Embora a santidade sempre nos tenha parecido uma miragem ou uma realidade inatingível, a verdade é que todos nós podemos viver momentos de santidade. Quando é que vivemos momentos de santidade? Como diz Mateus 25,35-36 "quando tive fome e me destes de comer, sede e me destes de beber, nu e me vestistes, na prisão e fostes visitar-me".
Quando é que experimentamos momentos de santidade? Quando resistimos aos desejos e impulsos da carne; quando aceitamos as circunstâncias que não podem ser mudadas e nos comprometemos com o que devemos e podemos mudar; quando combinamos sabedoria com humildade; e quando trocamos o ressentimento por empatia e misericórdia.
Quando é que vivemos momentos de santidade? Quando procuramos a presença de Deus nos silêncios, nas azáfamas e nas encruzilhadas da vida, e temos fome e sede dos seus dons, para agradar ao seu coração, e quando transformamos todo o sacrifício em ação de graças e louvor.
Quando é que experimentamos momentos de santidade? Quando somos bondosos, prestáveis, gratos, fiéis, autênticos, compassivos: porque tudo isto é contrário aos instintos humanos e, para manifestar esta nova natureza, precisamos do Espírito de Deus a que também chamamos Espírito Santo.
Experimentaremos momentos de santidade sempre que nos sacrificarmos por amor, respondendo a um necessitado, cuidando de um doente, quer seja a nossa vez ou não; quando não abandonarmos os nossos pais idosos num lar, mas nos dedicarmos a eles nos seus últimos anos de vida, sentindo que a cruz não é pesada, mas suportável, porque é carregada com amor genuíno.
Experimentaremos momentos de santidade quando defendermos a verdade em vez da mentira, quando defendermos a fé e a difundirmos incansavelmente até que outros se convertam e mudem o seu estilo de vida.
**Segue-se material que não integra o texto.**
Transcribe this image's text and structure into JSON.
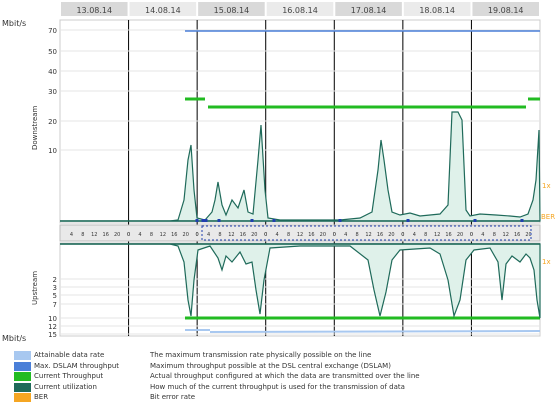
{
  "header_dates": [
    "13.08.14",
    "14.08.14",
    "15.08.14",
    "16.08.14",
    "17.08.14",
    "18.08.14",
    "19.08.14"
  ],
  "header_bg": "#d9d9d9",
  "unit_label": "Mbit/s",
  "downstream": {
    "label": "Downstream",
    "ticks": [
      "70",
      "50",
      "40",
      "30",
      "20",
      "10"
    ],
    "marker_1x": "1x",
    "marker_ber": "BER"
  },
  "upstream": {
    "label": "Upstream",
    "ticks": [
      "2",
      "3",
      "5",
      "7",
      "10",
      "12",
      "15"
    ],
    "marker_1x": "1x"
  },
  "timeline_hours": [
    "4",
    "8",
    "12",
    "16",
    "20"
  ],
  "timeline_midnight": "0",
  "legend": [
    {
      "label": "Attainable data rate",
      "desc": "The maximum transmission rate physically possible on the line",
      "color": "#a8c8f0"
    },
    {
      "label": "Max. DSLAM throughput",
      "desc": "Maximum throughput possible at the DSL central exchange (DSLAM)",
      "color": "#4a7fd8"
    },
    {
      "label": "Current Throughput",
      "desc": "Actual throughput configured at which the data are transmitted over the line",
      "color": "#22bb22"
    },
    {
      "label": "Current utilization",
      "desc": "How much of the current throughput is used for the transmission of data",
      "color": "#1f6a5a"
    },
    {
      "label": "BER",
      "desc": "Bit error rate",
      "color": "#f5a623"
    }
  ],
  "chart_data": {
    "type": "line",
    "x": [
      "13.08.14",
      "14.08.14",
      "15.08.14",
      "16.08.14",
      "17.08.14",
      "18.08.14",
      "19.08.14"
    ],
    "ylabel": "Mbit/s",
    "downstream": {
      "max_dslam_throughput": 70,
      "current_throughput": 25,
      "utilization_peaks": [
        17,
        9,
        15,
        13,
        23,
        11,
        12
      ]
    },
    "upstream": {
      "current_throughput": 10
    }
  }
}
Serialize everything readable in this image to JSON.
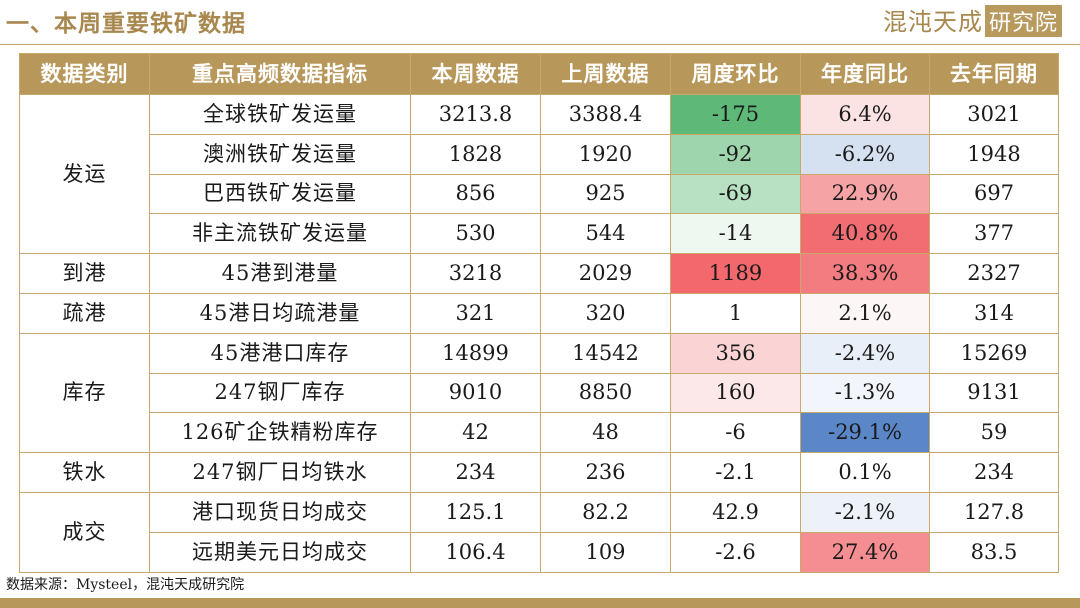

Experimentaremos momentos de santidade quando nos deixarmos usar profeticamente e milagrosamente por Deus, que precisa sempre de vasos disponíveis e obedientes ao Seu chamamento e aos estímulos da graça.
Experimentaremos momentos de santidade quando sairmos de um confessionário tendo aceitado o perdão e a misericórdia de Jesus, e quando formos capazes de perdoar aos outros quando nos ofendem, como Ele nos ensinou a fazer; e quando nos curvarmos perante o Santíssimo Sacramento em profunda reverência, entregando-Lhe os nossos fardos e elevando-Lhe o nosso incansável louvor.
Viveremos momentos de santidade quando, embora pudéssemos optar pelo mal, pelo engano, pela fraude, escolhemos a bondade, a verdade e a sinceridade: em vez de acumular, partilhamos: em vez de negar aos outros o nosso pão ou os nossos benefícios, partilhamo-los.
A sua palavra confirma que o chamamento é para todos.